Wieder einmal waren die High-End-Serverschmieden mit ihren Risc-Prozessoren den PC-Servern einen großen Schritt voraus. Bereits vor Jahren führten HP, IBM und Sun Prozessoren mit mehreren CPU-Kernen auf einem einzigen Prozessormodul ein. Jetzt hält die Multi-Kern-Technologie auch Einzug bei Server- und Desktop-CPUs mit x86-64-Technologie. Als Wegbereiter für die Doppelkern-Technik kann man Intels Hyperthreading ansehen. Hier verarbeitete ein CPU-Kern zwei Instruktionen simultan und stellte sich dem System daher auch als Dual-CPU-System dar. Zwar konnten Hyperthreading-CPUs keine enormen Geschwindigkeitsvorteile erzielen. Jedoch bereiteten sie die Anwendungen und Betriebssysteme darauf vor, verstärkt mit Multi-Threading zu arbeiten und damit die kommenden echten Multikern-CPUs effizient zu unterstützen.
Der doppelte Kern am rechten Fleck
Einige Administratoren fragen sich, warum sie eigentlich noch schnellere CPUs einsetzen sollen, wenn sie die aktuell verfügbaren noch nicht einmal bis zum Ende ausreizen. Andere können wiederum gar nicht genug Leistung pro Server haben. In der Praxis überwiegen allerdings die Anwendungen, welche die Prozessoren unterfordern und eher im Bereich I/O auf Flaschenhälse stoßen. Dennoch ist Dual-Core ein Thema für alle, hauptsächlich auf Grund des Preises – und immer, wenn man in diesem Zusammenhang den Begriff »günstiger« erwähnt, schlagen Einkäuferherzen höher. Der Trick liegt auf der Hand: Wer heute mit einem Dual-CPU-Server zurechtkommt, kann sich ab sofort mit einem Single-CPU-Server mit zwei Cores begnügen. Die Maschine kostet bei der Anschaffung und im Unterhalt weniger, liefert jedoch eine vergleichbare Leistung. Die Anwender mit hohen Anforderungen an die Serverleistung erhalten hingegen für das gleiche Geld plötzlich eine Maschine mit der doppelten CPU-Kern-Anzahl und damit fast die doppelte Leistung.
Die eigentliche 64-Bit-Architektur nutzen aktuell noch nicht so viele Anwender und Anwendungen. Eine wesentliche Neuerung stellt in erster Linie das Speicherinterface dar, das mit der größeren Zahl an Adressleitungen problemlos RAM-Größen von mehr als 4 GByte direkt adressieren kann.
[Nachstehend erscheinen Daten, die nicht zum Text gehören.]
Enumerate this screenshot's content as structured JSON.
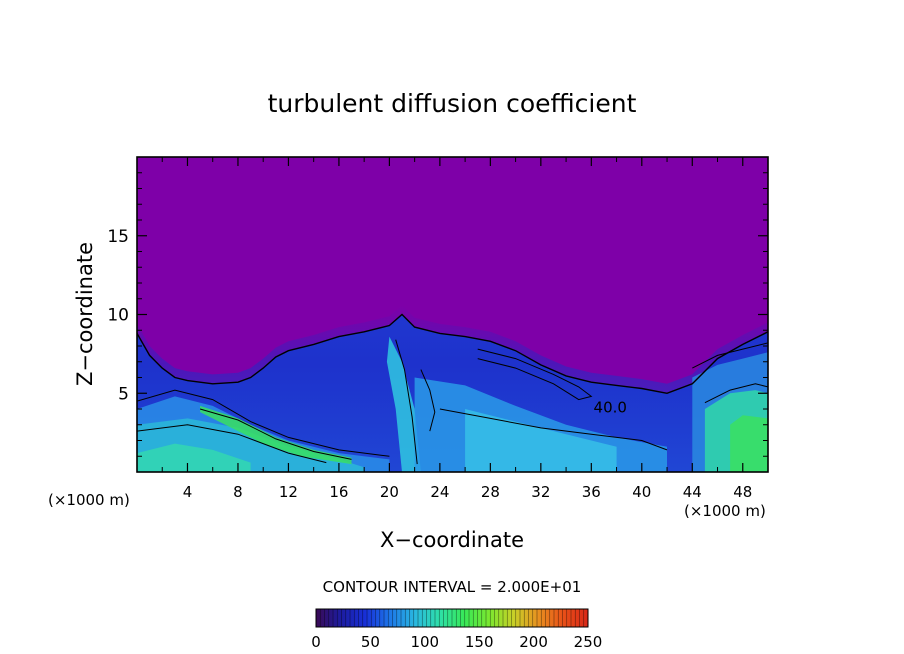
{
  "chart_data": {
    "type": "heatmap",
    "title": "turbulent diffusion coefficient",
    "xlabel": "X−coordinate",
    "ylabel": "Z−coordinate",
    "x_unit": "(×1000 m)",
    "z_unit": "(×1000 m)",
    "xlim": [
      0,
      50
    ],
    "ylim": [
      0,
      20
    ],
    "x_ticks": [
      4,
      8,
      12,
      16,
      20,
      24,
      28,
      32,
      36,
      40,
      44,
      48
    ],
    "x_tick_labels": [
      "4",
      "8",
      "12",
      "16",
      "20",
      "24",
      "28",
      "32",
      "36",
      "40",
      "44",
      "48"
    ],
    "y_ticks": [
      5,
      10,
      15
    ],
    "y_tick_labels": [
      "5",
      "10",
      "15"
    ],
    "contour_interval_text": "CONTOUR INTERVAL = 2.000E+01",
    "contour_label": "40.0",
    "contour_label_pos": [
      37.5,
      4.1
    ],
    "colorbar": {
      "min": 0,
      "max": 250,
      "ticks": [
        0,
        50,
        100,
        150,
        200,
        250
      ],
      "tick_labels": [
        "0",
        "50",
        "100",
        "150",
        "200",
        "250"
      ],
      "colors": [
        "#3a0a55",
        "#1c1ca0",
        "#1830d8",
        "#1e78e8",
        "#2ab8e0",
        "#2ee0a8",
        "#38e858",
        "#7ae830",
        "#c8d028",
        "#e89020",
        "#e85018",
        "#d82818"
      ]
    },
    "background_color": "#7e00a8",
    "boundary_layer_profile": [
      [
        0,
        8.8
      ],
      [
        1,
        7.4
      ],
      [
        2,
        6.6
      ],
      [
        3,
        6.0
      ],
      [
        4,
        5.8
      ],
      [
        6,
        5.6
      ],
      [
        8,
        5.7
      ],
      [
        9,
        6.0
      ],
      [
        10,
        6.6
      ],
      [
        11,
        7.3
      ],
      [
        12,
        7.7
      ],
      [
        14,
        8.1
      ],
      [
        16,
        8.6
      ],
      [
        18,
        8.9
      ],
      [
        20,
        9.3
      ],
      [
        21,
        10.0
      ],
      [
        22,
        9.2
      ],
      [
        24,
        8.8
      ],
      [
        26,
        8.6
      ],
      [
        28,
        8.3
      ],
      [
        30,
        7.7
      ],
      [
        32,
        6.8
      ],
      [
        34,
        6.1
      ],
      [
        36,
        5.7
      ],
      [
        38,
        5.5
      ],
      [
        40,
        5.3
      ],
      [
        42,
        5.0
      ],
      [
        44,
        5.6
      ],
      [
        46,
        7.2
      ],
      [
        48,
        8.1
      ],
      [
        50,
        8.9
      ]
    ]
  }
}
Davon profitieren speicherhungrige Applikationen wie SQL-Server. Die 64-Bit-Instruktionen zur reinen Datenbearbeitung oder parallelen Arithmetik (SSE2 & 3) nutzen Server noch wenig.
Zwei Lager, zwei Ansätze
Trotz Softwarekompatibilität gehen die Erzkonkurrenten AMD und Intel das Dual-Core-Thema mit verschiedenen Architekturen an.
AMDs Opteron integriert einen Dual-Channel-DDR-1-Speichercontroller und drei Hyper-Transport-Links. Über diese 64-Bit breiten und mit 1 GHz getakteten HT-Kanäle unterhält sich die CPU mit anderen Prozessoren oder der Peripherie. AMD offeriert den Prozessor in drei Familien: 1xx, 2xx und 8xx. Der Unterschied der Modelle besteht in der Zahl der HT-Links, die mit Koherenzprotokoll arbeiten. Nur kohärente-HT-Kanäle können CPUs miteinander verbinden und die CPU-Caches abgleichen. Die 2xx-CPUs besitzen einen kohärenten Kanal (für Dual-CPU-Server), die 1xx keinen (Single-CPU), und bei den 8xx-er Modellen arbeiten alle HT-Kanäle kohärent (bis acht CPUs). Einfache HT-Kanäle binden Chipsätze wie HT-to-PCI-e- oder HT-to-PCI-X-Bridges an und kommunizieren darüber mit der Peripherie.
Diese Architektur verzichtet auf den klassischen externen Memory Control Hub (MCH, auch als »Northbridge« bekannt). Damit braucht AMD im Server kein teures Serverchipset.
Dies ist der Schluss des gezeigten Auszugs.